Our insight into the various undead factions and placeholders was increasing, and it was quickly plain there were still hundreds of various nobles of some power scattered around… and who knew how many thousands of undead whose will had left them and were now slaves to the System here, fit only to die.
“Hey, there,” Briggs said, coming into the room. “Staying intellectually busy, I see.”
“You should take the Polyglot Feat,” I noted for him, continuing my quick riffling of paperwork. Saved a lot of arduous time for normal translators back in the Vesayans.
“Planning on it, next Expert Level,” he agreed patiently. He reached out into the Markspace, a couple chatrooms with data, connections, and timelines there, adding a few things. “The Town Crier was a font of useful information the undead probably didn’t want us to have, as normal.”
Mira shifted over to look at what he was putting in place with great curiosity, a few Isparians who were working intelligence murmuring as they confirmed events of the past, or new things that were happening in the North and the Direlands.
The undead were plainly upset by what we’d done in Zaikhal and points north, but still hadn’t motivated themselves up into an alarmed state after that. The Royal Scouts working the area to shut down Summon points had noticed the lazy state of affairs here, and we’d decided to take advantage of it.
“How long before you start on the walls?” he asked patiently, knowing I was still working.
“I can start on them now, if you like, but I believe the lads are going out in all directions and might like not having to put up with them for a few hours. You aren’t intending to garrison the place suddenly, are you?”

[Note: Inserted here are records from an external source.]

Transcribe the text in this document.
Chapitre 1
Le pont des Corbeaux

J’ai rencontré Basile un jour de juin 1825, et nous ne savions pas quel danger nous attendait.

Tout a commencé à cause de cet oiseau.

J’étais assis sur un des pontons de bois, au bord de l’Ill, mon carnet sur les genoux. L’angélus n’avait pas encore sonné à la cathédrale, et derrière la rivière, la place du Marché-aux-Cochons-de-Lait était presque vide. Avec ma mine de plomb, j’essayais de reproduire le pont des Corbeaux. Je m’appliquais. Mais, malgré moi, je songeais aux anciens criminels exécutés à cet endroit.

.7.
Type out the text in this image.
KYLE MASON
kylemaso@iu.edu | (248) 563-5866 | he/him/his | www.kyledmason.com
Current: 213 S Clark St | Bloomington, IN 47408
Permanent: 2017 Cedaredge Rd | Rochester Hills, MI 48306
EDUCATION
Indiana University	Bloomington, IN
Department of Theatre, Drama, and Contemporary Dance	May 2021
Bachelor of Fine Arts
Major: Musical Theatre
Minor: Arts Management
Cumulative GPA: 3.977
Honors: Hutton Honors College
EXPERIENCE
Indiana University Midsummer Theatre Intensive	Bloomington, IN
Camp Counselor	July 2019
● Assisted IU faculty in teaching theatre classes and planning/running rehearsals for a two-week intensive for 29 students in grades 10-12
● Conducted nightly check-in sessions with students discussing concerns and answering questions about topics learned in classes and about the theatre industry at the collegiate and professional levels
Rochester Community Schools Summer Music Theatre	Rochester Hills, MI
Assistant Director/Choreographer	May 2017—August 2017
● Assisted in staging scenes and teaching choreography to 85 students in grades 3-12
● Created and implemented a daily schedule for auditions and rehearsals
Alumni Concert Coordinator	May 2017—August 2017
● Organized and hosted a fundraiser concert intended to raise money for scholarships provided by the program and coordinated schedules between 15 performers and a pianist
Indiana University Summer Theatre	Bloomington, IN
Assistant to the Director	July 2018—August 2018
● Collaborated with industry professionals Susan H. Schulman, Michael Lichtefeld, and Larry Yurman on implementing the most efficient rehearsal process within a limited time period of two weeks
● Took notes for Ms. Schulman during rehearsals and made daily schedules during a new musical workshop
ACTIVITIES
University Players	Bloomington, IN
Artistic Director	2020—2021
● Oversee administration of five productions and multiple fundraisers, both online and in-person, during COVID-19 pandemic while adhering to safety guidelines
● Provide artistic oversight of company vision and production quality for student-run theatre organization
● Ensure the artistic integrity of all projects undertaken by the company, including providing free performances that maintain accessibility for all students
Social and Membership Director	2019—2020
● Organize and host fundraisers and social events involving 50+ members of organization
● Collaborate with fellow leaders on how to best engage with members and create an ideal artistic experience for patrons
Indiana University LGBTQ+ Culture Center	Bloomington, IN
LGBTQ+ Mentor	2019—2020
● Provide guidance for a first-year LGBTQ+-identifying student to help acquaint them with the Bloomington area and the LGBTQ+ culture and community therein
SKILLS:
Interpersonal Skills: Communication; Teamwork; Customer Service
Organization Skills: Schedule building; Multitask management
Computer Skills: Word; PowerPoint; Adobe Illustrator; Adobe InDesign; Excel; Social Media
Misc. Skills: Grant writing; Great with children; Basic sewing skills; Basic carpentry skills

“Not unless you’ve managed to whip up a Town Portal like they like to talk of, which I could use to reinforce the place at the drop of a hat, no,” he confirmed, his Disk snapping up from his Masspack of shreth-hide and forming something to sit down on that could take his weight. He didn’t mass what a lugian did, with their dense bones and flesh, but with armor on he was still clearing five hundred pounds.
“We’ll have to wait until there’s more Nines, and they blaze a path across the desert and hills to here. Teleportation is far more restrictive than what they used to have in the past.” I shook my head. “Even back in Ispar, Item Magic wasn’t so permissible as it was here. The disruption in the ley lines also snapped all the ties they had to the dimensional anchors used to anchor the spells. You know that just being able to pop open a Portal to ANYWHERE is like the equivalent of a Valence VIII or IX, right?” I shook my head, eyes not leaving the paperwork that Mira was going through like a champ. “Even with a super-Focus on this end to anchor it, it’s still a VII. You can move armies through the things, even if they are only around for a minute at a time!”